I'm writing this for those of you who missed both Dark Arts talks at Conde Contemporary in Miami last weekend (you poor bastards). It was a thing to behold. Friday night was booked to capacity and a Saturday day night talk, added by popular demand, was also full. The talk itself, as people who follow me have come to expect, was dynamic, participatory, and fun.
For me, the thing was a blessing. I met Stacy and Andres Conde, damned good people who deserve their hard-earned, spotless reputations. I also saw some old friends and met many new ones. And I got a bit of redemption after being ignored for too long in the city where I was born.
But what was it all about?
First, I wanted to deal with the "dark" thing. For as long as I've been taking and sharing pictures, my work has been tagged with that word and I'm not happy about that. Some of it is indeed pretty dim (as is some of life). A lot of it is colorful, whimsical and strange. Such as this photograph of a girl and a tractor.
I chose the Dark Arts title, in part, to embrace the word, toss it back in the faces of people who overuse it out of misunderstanding or ignorance of what I do, and to be a pain in the ass.

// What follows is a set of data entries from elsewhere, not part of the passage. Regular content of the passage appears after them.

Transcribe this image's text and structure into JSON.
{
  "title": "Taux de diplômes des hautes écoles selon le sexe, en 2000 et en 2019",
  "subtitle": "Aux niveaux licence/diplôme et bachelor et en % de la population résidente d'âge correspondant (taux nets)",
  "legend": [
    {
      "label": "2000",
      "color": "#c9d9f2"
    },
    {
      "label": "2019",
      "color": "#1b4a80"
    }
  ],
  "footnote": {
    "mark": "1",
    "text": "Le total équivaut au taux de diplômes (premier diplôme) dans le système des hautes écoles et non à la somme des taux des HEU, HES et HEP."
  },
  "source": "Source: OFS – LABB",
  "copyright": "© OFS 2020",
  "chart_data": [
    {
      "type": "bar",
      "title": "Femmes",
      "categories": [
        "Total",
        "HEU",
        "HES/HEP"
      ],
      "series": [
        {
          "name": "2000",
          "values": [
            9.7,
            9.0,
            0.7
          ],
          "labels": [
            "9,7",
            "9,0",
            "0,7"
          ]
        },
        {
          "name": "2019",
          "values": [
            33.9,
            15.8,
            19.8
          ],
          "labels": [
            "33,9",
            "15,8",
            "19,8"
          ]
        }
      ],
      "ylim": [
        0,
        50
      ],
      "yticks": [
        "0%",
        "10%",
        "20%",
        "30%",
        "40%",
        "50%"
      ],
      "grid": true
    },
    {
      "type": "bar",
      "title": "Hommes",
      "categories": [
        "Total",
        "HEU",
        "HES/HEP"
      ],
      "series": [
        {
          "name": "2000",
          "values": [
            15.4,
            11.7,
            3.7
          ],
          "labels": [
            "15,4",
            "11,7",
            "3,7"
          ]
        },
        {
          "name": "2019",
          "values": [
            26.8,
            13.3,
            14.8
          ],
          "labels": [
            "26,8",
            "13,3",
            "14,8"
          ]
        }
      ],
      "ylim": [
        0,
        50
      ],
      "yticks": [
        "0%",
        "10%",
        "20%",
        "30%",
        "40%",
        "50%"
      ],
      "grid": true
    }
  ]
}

But more importantly, the best art, Modern or not, is created out of darkness and often expresses a sense of the same. That's obviously true for the older Francisco Goya, most of Shakespeare (which was pretty much written by committee, anyway), everything by Tarantino and even some magazine covers by Norman Rockwell. Pollock's work was as much about escaping his own demons, brought on by alcoholism, insecurities, and brain-damaging electro-shock therapy, as it was about re-directing the energy, style and palette of Monet's water lillies. Picasso's women were monsters. Warhol made prints of dictators and electric chairs, among other things.
One reason people make art is to take the nasty, disparate experiences of everyday life and turn them into something singular that can be grasped by the eyes and mind - something tangible that has a social function (Beuys would have said a biological function). Art is magic. Artists are not like Disney's interpretation of Tinker Bell, who sprinkles glittery star-stuff across the surface of the world. They are a bit closer to J.M. Barrie's original incarnation of that little fairy - inquisitive and helpful but also ill-tempered and vindictive (sometimes but not always).
Artist's are probably closest to the Sorcerer's apprentice, playing with energies we don't fully understand. We're definitely cut from the same cloth as the alchemists of every age up to the 18th Century when that early form of science was abandoned for chemistry and scientific method. Alchemy arguably culminated in splitting the atom - the darkest achievement of all time - and a terribly fascinating metaphor for Modern art.
My new work is about changing simple things like lead and atoms into gold, explosions, or ritual objects rendered in two dimensions on paper, or whatever ingredient is required. I haven't quite nailed it yet, but I will.
My laboratory is dark, and alchemy, traditionally delayed by false starts, wrong turns, and the limits of the brain and spirit, takes a very long time to get right.